Oui, c’est comme la mode. On fait une collection de haute couture et on vend du prêt-à-porter, des lunettes, des sacs. On pourrait comparer le positionnement d’un album à celui de la haute couture. Après, bien sûr, j’aimerais un succès populaire. Si mon album ne fonctionne pas, j’en tirerais les conséquences. Parce que je pense que si on est artiste on doit pouvoir parler à un assez large public. Si moi je n’y arrive pas, je n’ai pas à blâmer les gens de ne pas acheter les disques. Je peux taper sur la maison de disque et les éventuels intermédiaires, mais j’en prendrais ma part de responsabilité.

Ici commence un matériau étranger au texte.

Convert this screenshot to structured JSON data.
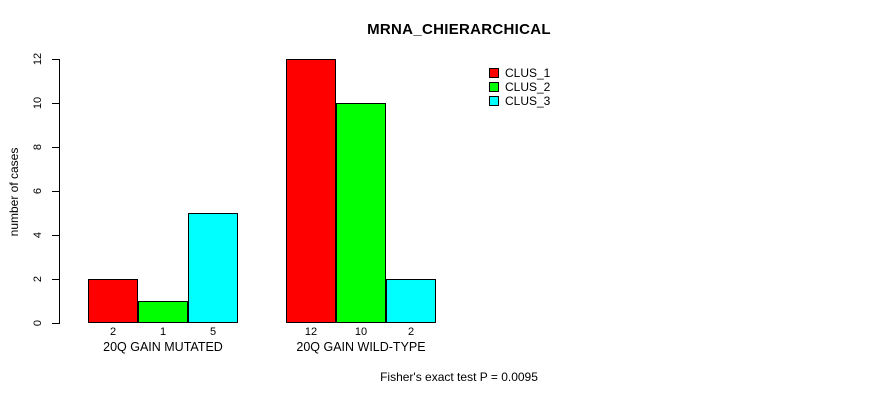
{
  "title": "MRNA_CHIERARCHICAL",
  "footer": "Fisher's exact test P = 0.0095",
  "colors": {
    "background": "#ffffff",
    "axis": "#000000",
    "bar_border": "#000000"
  },
  "chart_data": {
    "type": "bar",
    "title": "MRNA_CHIERARCHICAL",
    "xlabel": "",
    "ylabel": "number of cases",
    "categories": [
      "20Q GAIN MUTATED",
      "20Q GAIN WILD-TYPE"
    ],
    "series": [
      {
        "name": "CLUS_1",
        "color": "#ff0000",
        "values": [
          2,
          12
        ]
      },
      {
        "name": "CLUS_2",
        "color": "#00ff00",
        "values": [
          1,
          10
        ]
      },
      {
        "name": "CLUS_3",
        "color": "#00ffff",
        "values": [
          5,
          2
        ]
      }
    ],
    "bar_value_labels": [
      [
        "2",
        "1",
        "5"
      ],
      [
        "12",
        "10",
        "2"
      ]
    ],
    "yticks": [
      "0",
      "2",
      "4",
      "6",
      "8",
      "10",
      "12"
    ],
    "ylim": [
      0,
      12
    ],
    "grid": false,
    "legend_position": "top-right",
    "legend_entries": [
      "CLUS_1",
      "CLUS_2",
      "CLUS_3"
    ],
    "annotation": "Fisher's exact test P = 0.0095"
  }
}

Ce n’est pas un album grand public. Mais, on ne sait jamais : prenez Oxygène, de Jean-Michel Jarre. Un producteur y a cru, pourtant c’est de la musique instrumentale. Pourtant, il y a des invariances, c’est plus facile de placer un chanteur sur les radios. Je passe sur FIP, mais pas sur France Inter. Sur le Mouv’ non plus, ce n’est pas du rock et ce n’est pas chanté. Si Eye of the Storm (vidéo ci-dessus) est pris pour une pub, alors ce sera peut-être possible. Le moyen de médiatiser est d’avoir un coup de chance et qu’un réalisateur flash sur votre musique ou qu’un DA [directeur artistique, NDLR] dans une agence se dise : « C’est cette musique là qu’il nous faut ». Mais, c’est le hasard. C’est un jeu.

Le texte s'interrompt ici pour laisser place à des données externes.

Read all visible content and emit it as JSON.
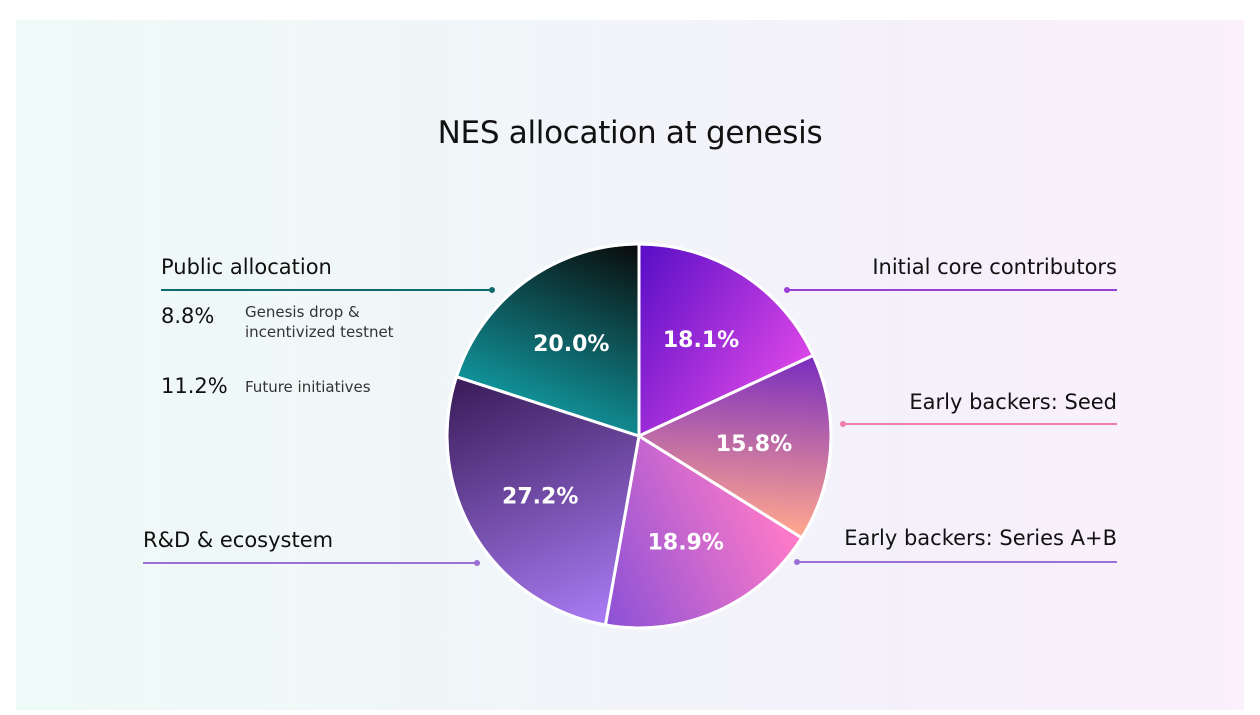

Vous avez l’air de vous en accommoder.
Je le vis bien quand j’ai assez d’argent pour vivre. En ce moment ça va, je n’ai pas à me plaindre. J’ai travaillé pour Chanel, Lanvin, pour un défilé à Versailles.
Revenons, à vos premiers albums. Qu’est ce qui vous a amené à faire des reprises de musique ?

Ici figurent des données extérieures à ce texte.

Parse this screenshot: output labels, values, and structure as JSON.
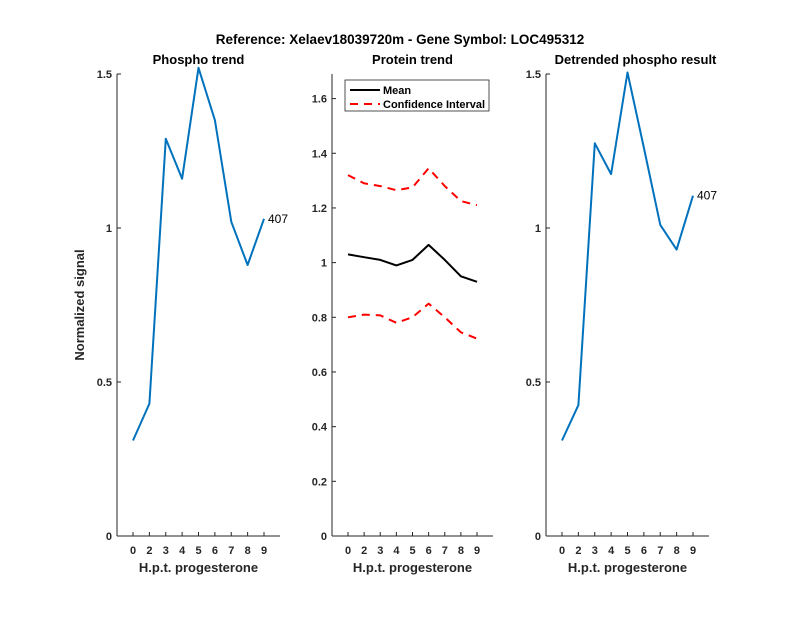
{
  "figure_title": "Reference:  Xelaev18039720m - Gene Symbol:  LOC495312",
  "colors": {
    "phospho": "#0072BD",
    "mean": "#000000",
    "ci": "#FF0000",
    "axis": "#262626"
  },
  "chart_data": [
    {
      "type": "line",
      "title": "Phospho trend",
      "xlabel": "H.p.t. progesterone",
      "ylabel": "Normalized signal",
      "categories": [
        "0",
        "2",
        "3",
        "4",
        "5",
        "6",
        "7",
        "8",
        "9"
      ],
      "ylim": [
        0,
        1.5
      ],
      "yticks": [
        0,
        0.5,
        1,
        1.5
      ],
      "ytick_labels": [
        "0",
        "0.5",
        "1",
        "1.5"
      ],
      "series": [
        {
          "values": [
            0.31,
            0.43,
            1.29,
            1.16,
            1.52,
            1.35,
            1.02,
            0.88,
            1.03
          ],
          "color": "#0072BD",
          "style": "solid"
        }
      ],
      "annotation": "407"
    },
    {
      "type": "line",
      "title": "Protein trend",
      "xlabel": "H.p.t. progesterone",
      "ylabel": "",
      "categories": [
        "0",
        "2",
        "3",
        "4",
        "5",
        "6",
        "7",
        "8",
        "9"
      ],
      "ylim": [
        0,
        1.69
      ],
      "yticks": [
        0,
        0.2,
        0.4,
        0.6,
        0.8,
        1,
        1.2,
        1.4,
        1.6
      ],
      "ytick_labels": [
        "0",
        "0.2",
        "0.4",
        "0.6",
        "0.8",
        "1",
        "1.2",
        "1.4",
        "1.6"
      ],
      "legend_position": "top-left",
      "series": [
        {
          "name": "Mean",
          "values": [
            1.03,
            1.02,
            1.01,
            0.99,
            1.01,
            1.065,
            1.01,
            0.95,
            0.93
          ],
          "color": "#000000",
          "style": "solid"
        },
        {
          "name": "Confidence Interval",
          "values": [
            1.32,
            1.29,
            1.28,
            1.265,
            1.275,
            1.345,
            1.28,
            1.225,
            1.21
          ],
          "color": "#FF0000",
          "style": "dashed"
        },
        {
          "values": [
            0.8,
            0.81,
            0.807,
            0.78,
            0.8,
            0.85,
            0.8,
            0.745,
            0.722
          ],
          "color": "#FF0000",
          "style": "dashed"
        }
      ]
    },
    {
      "type": "line",
      "title": "Detrended phospho result",
      "xlabel": "H.p.t. progesterone",
      "ylabel": "",
      "categories": [
        "0",
        "2",
        "3",
        "4",
        "5",
        "6",
        "7",
        "8",
        "9"
      ],
      "ylim": [
        0,
        1.5
      ],
      "yticks": [
        0,
        0.5,
        1,
        1.5
      ],
      "ytick_labels": [
        "0",
        "0.5",
        "1",
        "1.5"
      ],
      "series": [
        {
          "values": [
            0.31,
            0.425,
            1.275,
            1.175,
            1.505,
            1.26,
            1.01,
            0.93,
            1.105
          ],
          "color": "#0072BD",
          "style": "solid"
        }
      ],
      "annotation": "407"
    }
  ]
}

Le premier album n’est que de la techno. J’écoutais de la musique des années 1990 que j’ai connue en tant que musicien. C’est ma madeleine de Proust. C’est naturellement que j’ai joué ces thèmes en soirée. Comme une sorte d’entertainer, ça a plu. Les gens ont trouvé ça marrant, excitant et de là, j’ai commencé à imaginer un album. J’ai envoyé une maquette à Laurent Garnier. J’ai fait cet album et je me suis dit que ce serait bien d’élargir et de prendre un univers moins segmenté que la techno. Reprendre aussi du rock. C’est beaucoup plus dur. Les mélodies sont plus évidentes et ça peut vite faire piano-bar. J’ai dû en essayer pas mal et faire un travail plus approfondi. La techno est plus simple, c’est plus minimaliste, c’est plus facile à adapter. La pop, il ne faut pas retomber dans le cliché de refaire la même chanson. Il faut faire une adaptation piano. Ce qui fait l’originalité, c’est la main gauche, comme on joue la mélodie. J’ai essayé de coller à la mélodie et d’avoir le truc qui fait que c’est original. Une patte ! Et je crois que je suis arrivé à créer une ambiance imaginaire. On me dit souvent que l’on dirait de la musique de film. Je fais toujours de nouvelles adaptations, je n’aime pas jouer les mêmes choses. J’aime me renouveler. Il y a des morceaux que j’ai trop joués. Je préfère jouer de nouvelles choses, aborder de nouveaux styles, comme la soul.
Comme un défi ? Un plaisir ?
Les deux. C’est aussi pour ne pas m’ennuyer. Changer de disque. Par exemple, je travaille sur un projet de cosmic disco, quelque chose entre Moroder et Pink Floyd. Un projet de groupe que je suis en train de produire et je réfléchis à un nouvel album. J’ai aussi fait de nouvelles adaptations au piano. J’ai beaucoup composé cet été. Je travaille aussi sur l’album d’un chanteur qui s’appelle Nicolas Comment. Nous nous sommes rencontrés grâce à notre producteur. Je fais tous les arrangements. L’enregistrement a commencé dans un nouveau studio. Beaucoup de choses en perspective.